Ele é cristão, ela é muçulmana. Ambos sírios, apaixonam-se e resolvem fugir para casar. Escolhem o Líbano para reiniciar a vida. Já são pais de Edward e concebem duas filhas - Maha e Souad Mamo - naquela que deveria ser a nova pátria. O drama aprofunda-se na tentativa de registrar as meninas. "Impossível!" - dizem-lhe. O casamento inter-religioso não é reconhecido pelo direito civil e os filhos, embora nascidos no local, são apátridas naquela terra de poeira e sol. Decidem empreender uma odisseia e partem do Oriente Médio. Cruzam Europa, atravessam o Atlântico e chegam ao Brasil. Encontram abrigo, mas não a legitimidade das filhas como seres humanos. Pelo menos, dessa vez, ganham o direito de lutar. Aí começa outra história, quando a inconformada Maha envia cartas sobre a sua não vida às embaixadas. Enquanto as respostas não chegam - e não chegam, mesmo - , encontra guarida em uma ONG mineira.

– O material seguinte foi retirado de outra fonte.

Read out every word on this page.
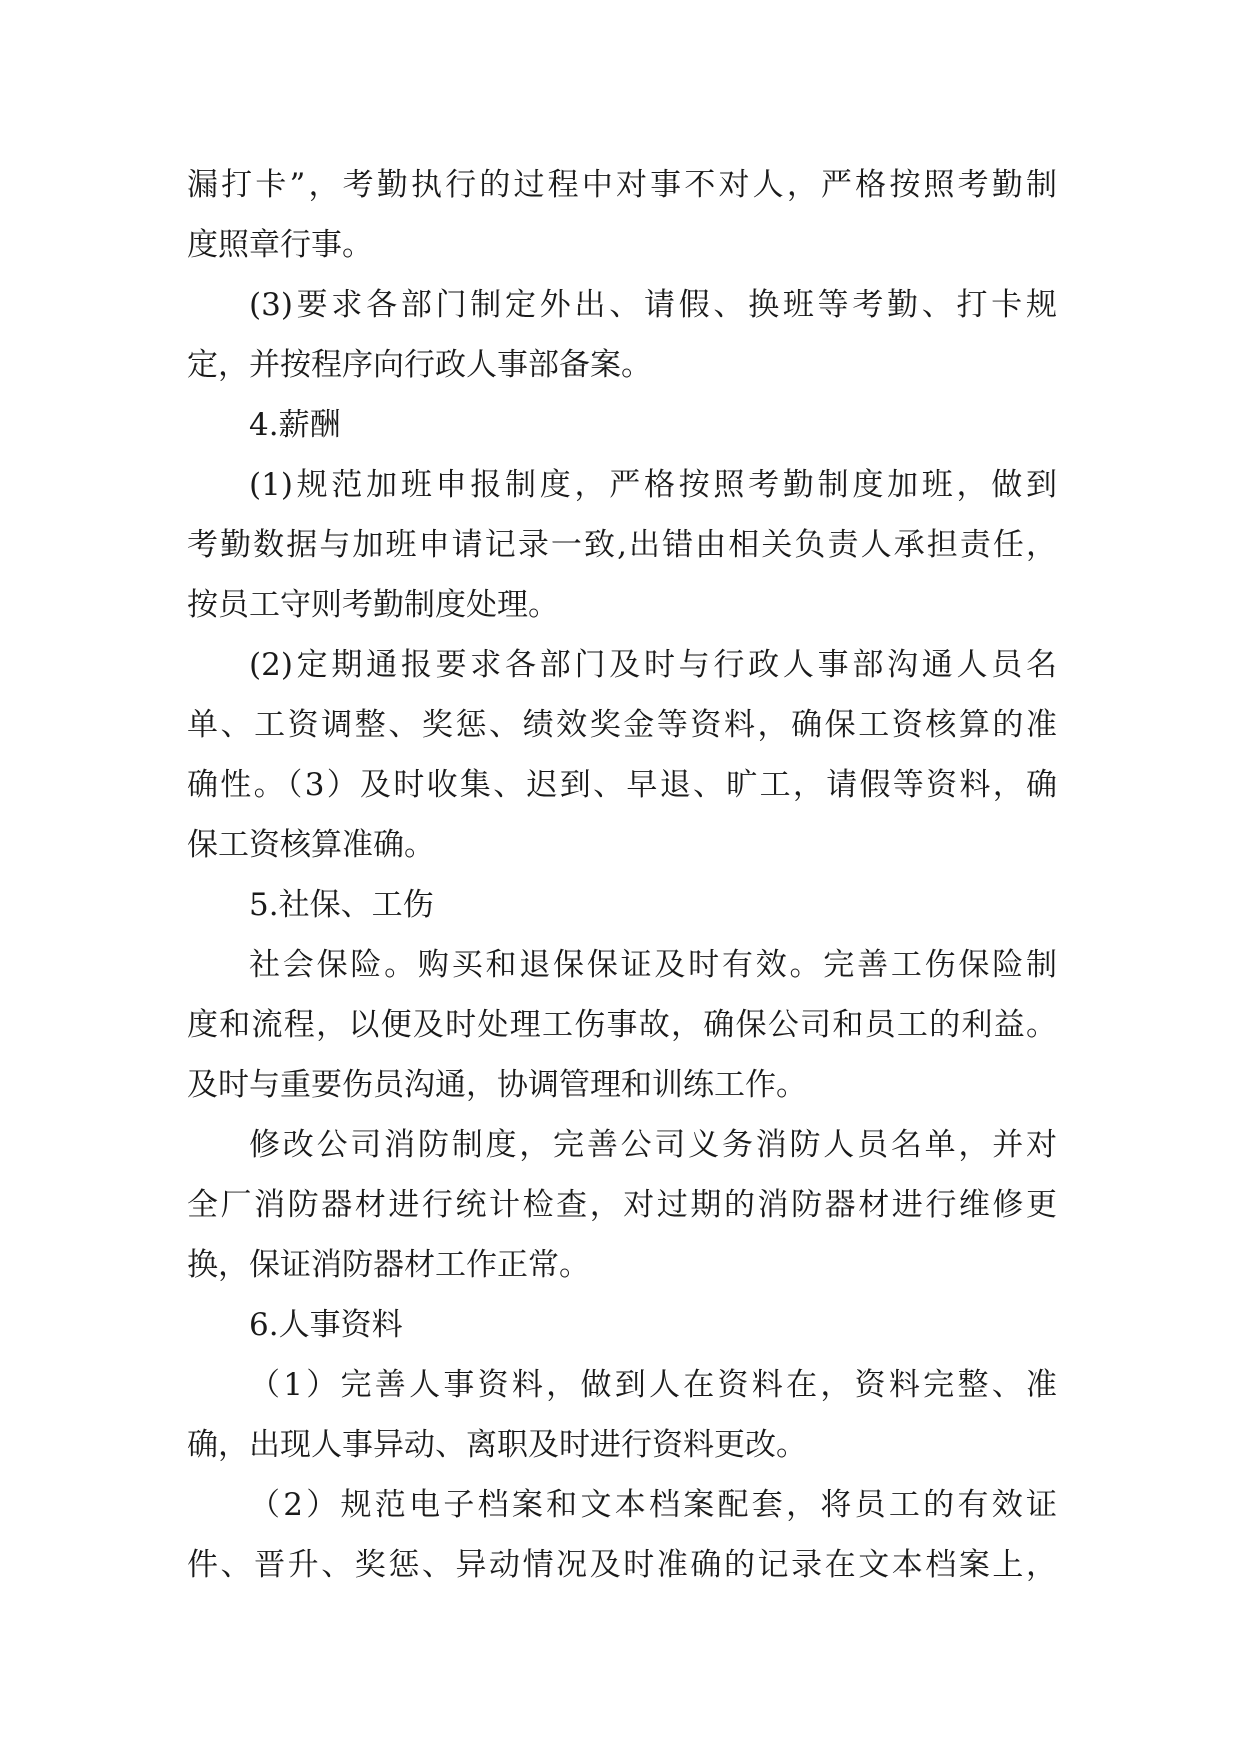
漏打卡”，考勤执行的过程中对事不对人，严格按照考勤制
度照章行事。
(3)要求各部门制定外出、请假、换班等考勤、打卡规
定，并按程序向行政人事部备案。
4.薪酬
(1)规范加班申报制度，严格按照考勤制度加班，做到
考勤数据与加班申请记录一致,出错由相关负责人承担责任，
按员工守则考勤制度处理。
(2)定期通报要求各部门及时与行政人事部沟通人员名
单、工资调整、奖惩、绩效奖金等资料，确保工资核算的准
确性。（3）及时收集、迟到、早退、旷工，请假等资料，确
保工资核算准确。
5.社保、工伤
社会保险。购买和退保保证及时有效。完善工伤保险制
度和流程，以便及时处理工伤事故，确保公司和员工的利益。
及时与重要伤员沟通，协调管理和训练工作。
修改公司消防制度，完善公司义务消防人员名单，并对
全厂消防器材进行统计检查，对过期的消防器材进行维修更
换，保证消防器材工作正常。
6.人事资料
（1）完善人事资料，做到人在资料在，资料完整、准
确，出现人事异动、离职及时进行资料更改。
（2）规范电子档案和文本档案配套，将员工的有效证
件、晋升、奖惩、异动情况及时准确的记录在文本档案上，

GRATA. As coisas mudam quando consegue espaço em uma reunião da Agência das Organizações Unidas para Refugiados - Acnur -, na Genebra. Maha emociona a todos com a exposição franca de sua condição de pária. Terminando o depoimento, Bernardo Laferté entra no salão, encaminha-se até ela e lhe entrega os documentos com a cidadania brasileira. Perplexos, agraciada e participantes do encontro ouvem um relato de Laferté, filho de refugiados também acolhidos pelo Brasil. Um mês após o evento feliz, Edward Mamo é assassinado por um assaltante em uma rua de Belo Horizonte. Questionada se a dor da tragédia lhe fizera gostar menos do Brasil, Maha disse ter ganhado o direito de ser alguém aqui. Amava essa generosidade e seria eternamente grata.

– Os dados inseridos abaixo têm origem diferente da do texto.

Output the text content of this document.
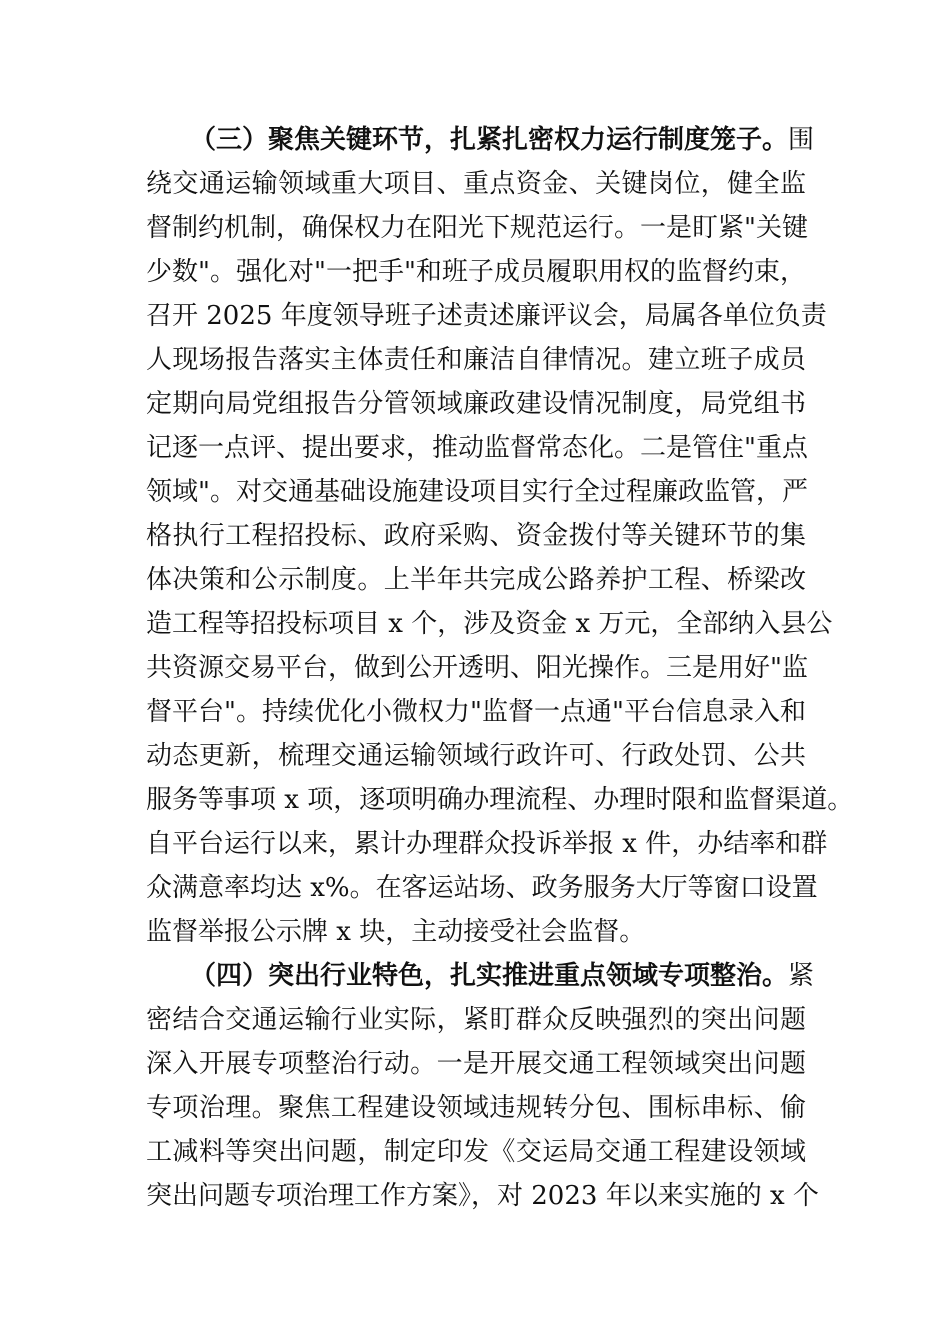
（三）聚焦关键环节，扎紧扎密权力运行制度笼子。围
绕交通运输领域重大项目、重点资金、关键岗位，健全监
督制约机制，确保权力在阳光下规范运行。一是盯紧"关键
少数"。强化对"一把手"和班子成员履职用权的监督约束，
召开 2025 年度领导班子述责述廉评议会，局属各单位负责
人现场报告落实主体责任和廉洁自律情况。建立班子成员
定期向局党组报告分管领域廉政建设情况制度，局党组书
记逐一点评、提出要求，推动监督常态化。二是管住"重点
领域"。对交通基础设施建设项目实行全过程廉政监管，严
格执行工程招投标、政府采购、资金拨付等关键环节的集
体决策和公示制度。上半年共完成公路养护工程、桥梁改
造工程等招投标项目 x 个，涉及资金 x 万元，全部纳入县公
共资源交易平台，做到公开透明、阳光操作。三是用好"监
督平台"。持续优化小微权力"监督一点通"平台信息录入和
动态更新，梳理交通运输领域行政许可、行政处罚、公共
服务等事项 x 项，逐项明确办理流程、办理时限和监督渠道。
自平台运行以来，累计办理群众投诉举报 x 件，办结率和群
众满意率均达 x%。在客运站场、政务服务大厅等窗口设置
监督举报公示牌 x 块，主动接受社会监督。
（四）突出行业特色，扎实推进重点领域专项整治。紧
密结合交通运输行业实际，紧盯群众反映强烈的突出问题
深入开展专项整治行动。一是开展交通工程领域突出问题
专项治理。聚焦工程建设领域违规转分包、围标串标、偷
工减料等突出问题，制定印发《交运局交通工程建设领域
突出问题专项治理工作方案》，对 2023 年以来实施的 x 个
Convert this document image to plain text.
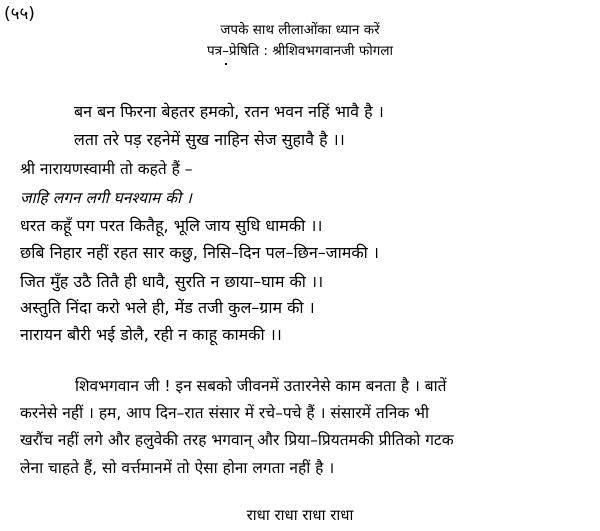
(५५)
जपके साथ लीलाओंका ध्यान करें
पत्र–प्रेषिति : श्रीशिवभगवानजी फोगला
बन बन फिरना बेहतर हमको, रतन भवन नहिं भावै है ।
लता तरे पड़ रहनेमें सुख नाहिन सेज सुहावै है ।।
श्री नारायणस्वामी तो कहते हैं –
जाहि लगन लगी घनश्याम की ।
धरत कहूँ पग परत कितैहू, भूलि जाय सुधि धामकी ।।
छबि निहार नहीं रहत सार कछु, निसि–दिन पल–छिन–जामकी ।
जित मुँह उठै तितै ही धावै, सुरति न छाया–घाम की ।।
अस्तुति निंदा करो भले ही, मेंड तजी कुल–ग्राम की ।
नारायन बौरी भई डोलै, रही न काहू कामकी ।।
शिवभगवान जी ! इन सबको जीवनमें उतारनेसे काम बनता है । बातें
करनेसे नहीं । हम, आप दिन–रात संसार में रचे–पचे हैं । संसारमें तनिक भी
खरौंच नहीं लगे और हलुवेकी तरह भगवान् और प्रिया–प्रियतमकी प्रीतिको गटक
लेना चाहते हैं, सो वर्त्तमानमें तो ऐसा होना लगता नहीं है ।
राधा राधा राधा राधा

FAROESTE. 1. Quadrilhas tentam introduzir o faroeste para Rio Grande do Sul. Reedição adornada pelo chapelão do novo cangaço e violência. No início das semana, a pacata Ibiraiaras mergulhou no horror destituído da estética câmera lenta da ficção. Resultado: seis mortos - cinco criminosos e o gerente do Banco do Brasil - e dois assaltantes presos; dois. No início da madrugada dessa quarta-feira, a BM surpreendeu um bando juvenil em Arroio dos Ratos. O quatrilho foi abatido após perseguição e troca de tiros. Os jovens precoces para roubo a banco - atividade de bandido experiente - tinham idades entre 15 e 19 anos.
A população de Ibiraiaras aplaudiu a pronta resposta dos policiais militares. Reações semelhantes ocorrerão onde ações parecidas se repitam. A violência sistemática das quadrilhas aprofundou o sentimento de impotência e a operação, apesar das mortes, pareceu uma resposta justa da sociedade. É um êxito aparente com o poder de encobrir falhas terríveis do Estado e do cidadão. Enumero as evidentes: prisões que não ressocializam; regime semiaberto de ficção; e desagregação familiar que repassa crianças e jovens para o crime.

ESQUIZOFRENIA. Pindorama assusta ao brutalizar-se de alto a baixo - de Brasília a Ibiraiaras. É saqueada por políticos venais - ver Lava-Jato - e sofre uma pressão inédita de CEO's do crime, a partir de presídios transformados em escritórios. A saída tem sido equivocada por basear-se no pânico criador de "bunkers". E nada muda - melhor, só piora. Há uma revolução possível e se inicia na casa de cada cidadão. Com bons exemplos e solidariedade. Com a família e a cidadania assumindo seus lugares na vida das escolas.
Nossa história combina autoritarismo e omissão. Atentos bandidos organizam-se no primeiro grupo para agir com (como) autoridade sobre o segundo. Por enquanto, prevalece o círculo vicioso indutor de uma esquizofrenia social. Por um lado, o país abraça Maha, haitianos, sírios, senegaleses e venezuelanos. Pelo outro, trata mal os patrícios e logo passa a fazer o mesmo com os acolhidos. Reproduz a metáfora do médico e o monstro, mas alimenta o monstro, que avança na intenção de deixar "tudo dominado".
O Brasil não é caso para bala, mas para educação, ensino e participação. Minha e tua.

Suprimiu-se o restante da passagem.